Typewriter Deja 10 is a regular weight, normal width, medium contrast, upright, normal x-height, monospaced font.
Keywords: posters, book covers, zines, labels, title cards, gritty, vintage, utilitarian, noir, handworn, typewritten feel, aged print, analog texture, editorial tone, distressed, inked, blunt serif, uneven edge, stamped.
This font uses monospaced, typewriter-like proportions with compact, blunt serifs and mostly squared terminals. Strokes show visible wobble and roughened edges, as if printed through a worn ribbon or uneven ink transfer, creating a subtly distressed texture across the line. The forms are sturdy and legible, with slightly irregular curves and counters that add a handmade, imperfect rhythm while maintaining consistent character widths. Numerals and capitals keep a solid, workmanlike stance, and lowercase letters retain straightforward construction with minimal flourish.
It works well for headlines, pull quotes, and short-to-medium text blocks where a typewritten, worn impression is desirable—posters, book or album covers, zines, packaging labels, and film/episode title cards. It can also support UI or code-like layouts when a textured, analog mono look is preferred over a clean terminal face.
The overall tone feels archival and tactile—like a well-used office typewriter, carbon copy, or stamped label. The uneven inking adds grit and tension, giving the text a documentary, investigative, or DIY editorial mood rather than a polished corporate voice.
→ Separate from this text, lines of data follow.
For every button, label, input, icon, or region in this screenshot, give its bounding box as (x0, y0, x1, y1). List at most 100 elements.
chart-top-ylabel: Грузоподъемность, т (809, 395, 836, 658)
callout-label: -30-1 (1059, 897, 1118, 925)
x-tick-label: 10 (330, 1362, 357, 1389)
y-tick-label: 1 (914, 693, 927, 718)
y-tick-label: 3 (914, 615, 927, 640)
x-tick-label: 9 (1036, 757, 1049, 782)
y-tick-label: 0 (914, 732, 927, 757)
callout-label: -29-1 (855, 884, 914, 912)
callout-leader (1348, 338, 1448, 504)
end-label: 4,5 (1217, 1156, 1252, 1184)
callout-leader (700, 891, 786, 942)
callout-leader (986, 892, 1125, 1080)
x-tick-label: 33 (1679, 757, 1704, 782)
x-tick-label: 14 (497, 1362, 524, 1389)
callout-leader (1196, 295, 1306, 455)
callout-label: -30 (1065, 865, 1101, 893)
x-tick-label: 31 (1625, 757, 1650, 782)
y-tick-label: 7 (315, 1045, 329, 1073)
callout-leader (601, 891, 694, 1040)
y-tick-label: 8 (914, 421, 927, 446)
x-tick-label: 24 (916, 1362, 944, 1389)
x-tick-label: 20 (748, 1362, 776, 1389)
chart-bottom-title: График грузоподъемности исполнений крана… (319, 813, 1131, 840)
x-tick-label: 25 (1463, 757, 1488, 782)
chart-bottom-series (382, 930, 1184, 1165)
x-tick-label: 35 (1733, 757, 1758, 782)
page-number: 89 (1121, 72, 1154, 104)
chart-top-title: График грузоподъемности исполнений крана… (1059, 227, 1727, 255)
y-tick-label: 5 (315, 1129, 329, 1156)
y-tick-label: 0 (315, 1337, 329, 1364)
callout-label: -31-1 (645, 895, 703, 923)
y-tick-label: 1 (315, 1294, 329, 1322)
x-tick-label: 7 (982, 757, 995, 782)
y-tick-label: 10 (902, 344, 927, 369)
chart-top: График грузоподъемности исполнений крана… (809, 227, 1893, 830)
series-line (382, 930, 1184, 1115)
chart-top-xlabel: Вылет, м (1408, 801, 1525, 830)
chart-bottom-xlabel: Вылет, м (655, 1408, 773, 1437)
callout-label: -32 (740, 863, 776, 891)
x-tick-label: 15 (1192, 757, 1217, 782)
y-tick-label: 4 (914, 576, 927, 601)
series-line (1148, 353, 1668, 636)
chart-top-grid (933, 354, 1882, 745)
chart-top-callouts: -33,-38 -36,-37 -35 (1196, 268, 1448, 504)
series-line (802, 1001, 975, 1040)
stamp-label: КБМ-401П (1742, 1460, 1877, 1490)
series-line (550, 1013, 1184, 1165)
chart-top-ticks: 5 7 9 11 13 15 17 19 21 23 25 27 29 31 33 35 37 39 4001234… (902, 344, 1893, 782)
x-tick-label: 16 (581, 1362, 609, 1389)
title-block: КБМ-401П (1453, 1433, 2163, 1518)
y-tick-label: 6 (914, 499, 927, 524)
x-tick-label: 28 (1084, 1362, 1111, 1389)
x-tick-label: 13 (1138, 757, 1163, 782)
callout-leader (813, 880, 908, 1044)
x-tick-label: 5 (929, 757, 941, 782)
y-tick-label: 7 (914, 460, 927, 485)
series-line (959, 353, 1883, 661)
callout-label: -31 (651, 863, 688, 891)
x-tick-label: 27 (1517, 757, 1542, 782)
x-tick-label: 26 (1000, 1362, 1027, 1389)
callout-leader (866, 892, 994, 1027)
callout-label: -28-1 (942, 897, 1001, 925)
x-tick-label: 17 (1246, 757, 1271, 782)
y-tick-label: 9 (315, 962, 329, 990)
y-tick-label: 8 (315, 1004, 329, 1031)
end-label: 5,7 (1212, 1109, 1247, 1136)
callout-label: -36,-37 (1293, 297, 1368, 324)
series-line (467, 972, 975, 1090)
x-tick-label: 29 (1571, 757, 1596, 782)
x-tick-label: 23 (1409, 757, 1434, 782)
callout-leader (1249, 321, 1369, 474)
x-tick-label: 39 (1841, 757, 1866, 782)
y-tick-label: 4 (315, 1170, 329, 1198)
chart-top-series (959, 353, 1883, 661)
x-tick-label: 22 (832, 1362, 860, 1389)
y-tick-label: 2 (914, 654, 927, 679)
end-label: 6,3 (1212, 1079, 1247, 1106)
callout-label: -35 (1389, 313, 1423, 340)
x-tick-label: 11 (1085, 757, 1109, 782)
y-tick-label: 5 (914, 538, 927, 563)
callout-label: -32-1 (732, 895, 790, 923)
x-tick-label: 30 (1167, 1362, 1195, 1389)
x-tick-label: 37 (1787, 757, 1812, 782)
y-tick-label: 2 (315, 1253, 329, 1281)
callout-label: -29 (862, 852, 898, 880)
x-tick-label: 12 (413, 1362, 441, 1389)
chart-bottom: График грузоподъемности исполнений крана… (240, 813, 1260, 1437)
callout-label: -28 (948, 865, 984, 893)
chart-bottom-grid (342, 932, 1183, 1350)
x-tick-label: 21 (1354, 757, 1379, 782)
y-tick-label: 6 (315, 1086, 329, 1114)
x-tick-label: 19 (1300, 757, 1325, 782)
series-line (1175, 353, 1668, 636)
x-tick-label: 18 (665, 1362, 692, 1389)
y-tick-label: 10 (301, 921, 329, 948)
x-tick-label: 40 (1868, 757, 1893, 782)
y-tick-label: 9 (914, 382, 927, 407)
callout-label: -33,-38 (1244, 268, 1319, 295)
The design appears intended to evoke mechanical typing with an aged, imperfect print footprint—capturing the strict spacing and utilitarian structure of monospaced text while adding a distressed surface for atmosphere and storytelling.
The distress is consistent enough to read as intentional texture rather than noise, and it becomes more apparent at larger sizes where the rough perimeter shapes are clearer. At smaller sizes it reads closer to a standard mono typewriter style, while still preserving a slightly rugged color on the page.